Creature performanti tra danza e sport: intervista al filosofo Simone Regazzoni

Maria Quinz

No limits” è il tema della 38esima Edizione del Festival Bolzano Danza, che, anche quest’anno tornerà ad animare la città, dal 13 al 29 luglio, con la direzione artistica di Emanuele Masi e con un ricchissimo cartellone di eventi, spettacoli e performance sempre più coraggiosi e dirompenti. Proprio il rapporto tra corpo, mente, prestazione fisica e sfida dei propri limiti, sarà al centro di questa edizione, che porterà in scena non solo danzatori, ma anche acrobati, climber, circensi, sportivi e musicisti, oltre che proporre stimolanti occasioni di discussione e approfondimenti.

‘Aprirà le danze’, infatti, mercoledì 13, alle 17.30, presso la Salewa Entrance Hall, una prestigiosa tavola rotonda dal titolo “Creature performanti, tra danza e sport”, che vedrà riunite diverse personalità della danza e dello sport internazionali: il coreografo franco-algerino Rachid Ouramdane (il cui spettacolo “Corps extrêmes” del Théâtre National de la Dance, andrà in scena lo stesso giorno in anteprima italiana, alle 21.00, al Teatro Comunale) con la ricercatrice, coreografa e performer Francesca Pennini e la giovane atleta altoatesina Judith Rubner e l’alpinista e regista Simon Messner.

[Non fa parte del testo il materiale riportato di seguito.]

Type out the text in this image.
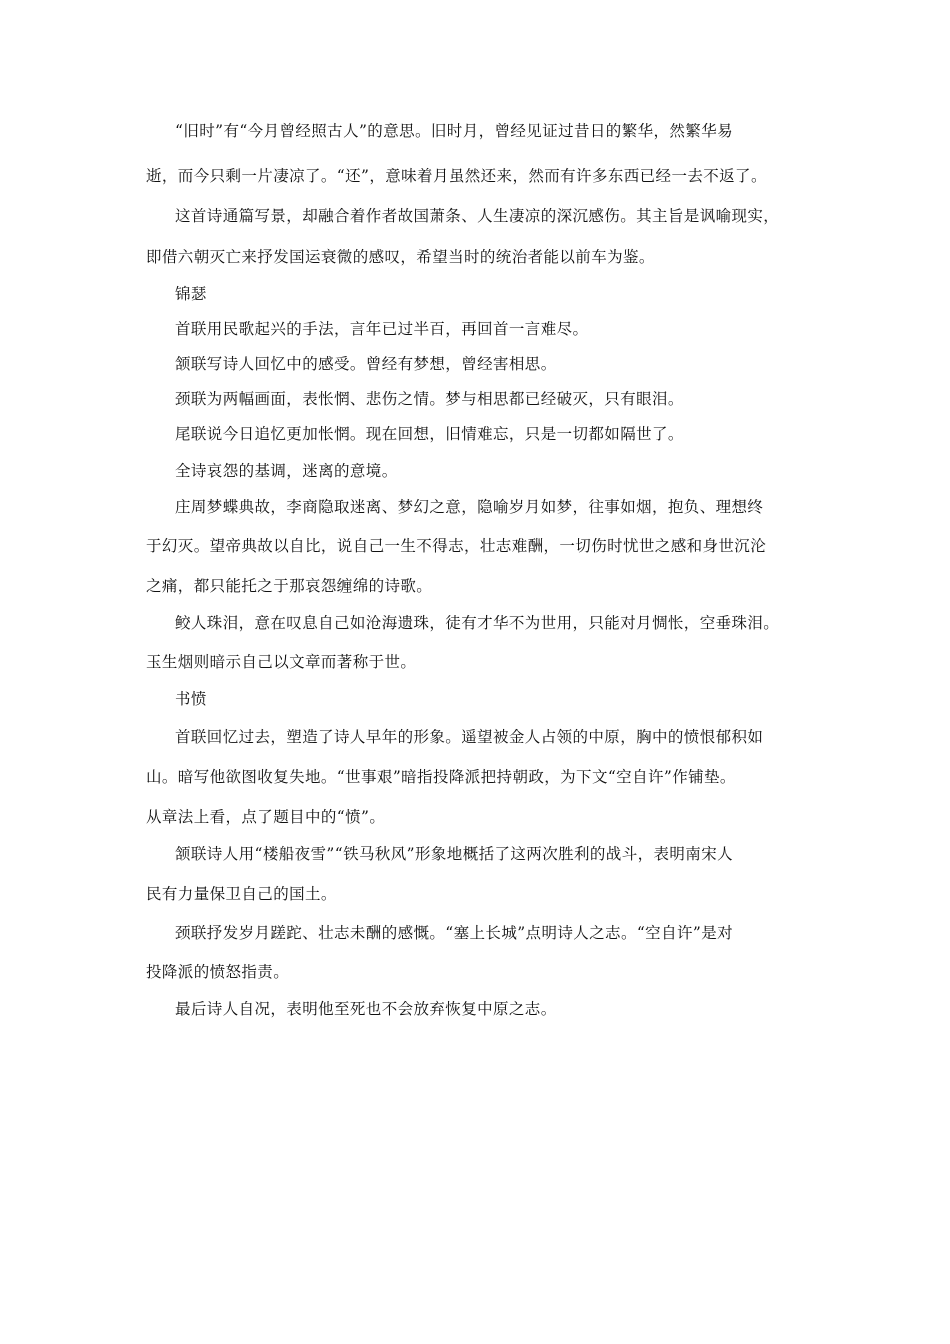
“旧时”有“今月曾经照古人”的意思。旧时月，曾经见证过昔日的繁华，然繁华易
逝，而今只剩一片凄凉了。“还”，意味着月虽然还来，然而有许多东西已经一去不返了。
这首诗通篇写景，却融合着作者故国萧条、人生凄凉的深沉感伤。其主旨是讽喻现实，
即借六朝灭亡来抒发国运衰微的感叹，希望当时的统治者能以前车为鉴。
锦瑟
首联用民歌起兴的手法，言年已过半百，再回首一言难尽。
颔联写诗人回忆中的感受。曾经有梦想，曾经害相思。
颈联为两幅画面，表怅惘、悲伤之情。梦与相思都已经破灭，只有眼泪。
尾联说今日追忆更加怅惘。现在回想，旧情难忘，只是一切都如隔世了。
全诗哀怨的基调，迷离的意境。
庄周梦蝶典故，李商隐取迷离、梦幻之意，隐喻岁月如梦，往事如烟，抱负、理想终
于幻灭。望帝典故以自比，说自己一生不得志，壮志难酬，一切伤时忧世之感和身世沉沦
之痛，都只能托之于那哀怨缠绵的诗歌。
鲛人珠泪，意在叹息自己如沧海遗珠，徒有才华不为世用，只能对月惆怅，空垂珠泪。
玉生烟则暗示自己以文章而著称于世。
书愤
首联回忆过去，塑造了诗人早年的形象。遥望被金人占领的中原，胸中的愤恨郁积如
山。暗写他欲图收复失地。“世事艰”暗指投降派把持朝政，为下文“空自许”作铺垫。
从章法上看，点了题目中的“愤”。
颔联诗人用“楼船夜雪”“铁马秋风”形象地概括了这两次胜利的战斗，表明南宋人
民有力量保卫自己的国土。
颈联抒发岁月蹉跎、壮志未酬的感慨。“塞上长城”点明诗人之志。“空自许”是对
投降派的愤怒指责。
最后诗人自况，表明他至死也不会放弃恢复中原之志。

Modererà la tavola rotonda il filosofo Simone Regazzoni, docente universitario, autore di numerosi saggi, che attualmente insegna presso l’IRPA di Milano, Istituto di Ricerca di Psicoanalisi Applicata diretto da Massimo Recalcati e i cui campi di ricerca privilegiati sono la filosofia politica e la filosofia della cultura di massa; tra le sue tante pubblicazioni, citiamo qui i suoi due libri più recenti: “La palestra di Platone. Filosofia come allenamento” (Ponte alle Grazie, 2020) e “Oceano. Filosofia del pianeta” (Ponte alle Grazie, 2022). Simone Regazzoni – che sono felicissima di intervistare – guiderà la tavola rotonda in un’affascinante conversazione con i relatori, ruotando attorno a temi a lui cari, oltre che centrali per l’edizione di quest’anno del festival, andando a evidenziare come discipline apparentemente lontane, come danza e sport, affondino in realtà in un terreno comune sotto molteplici aspetti che hanno a che fare con il lavoro su di sé, così come sull’aspirazione al superamento dei propri limiti.Simone Regazzoni copia

Simone, partirei dal titolo della tavola rotonda e dalla nozione di creature performanti: come mai questa scelta?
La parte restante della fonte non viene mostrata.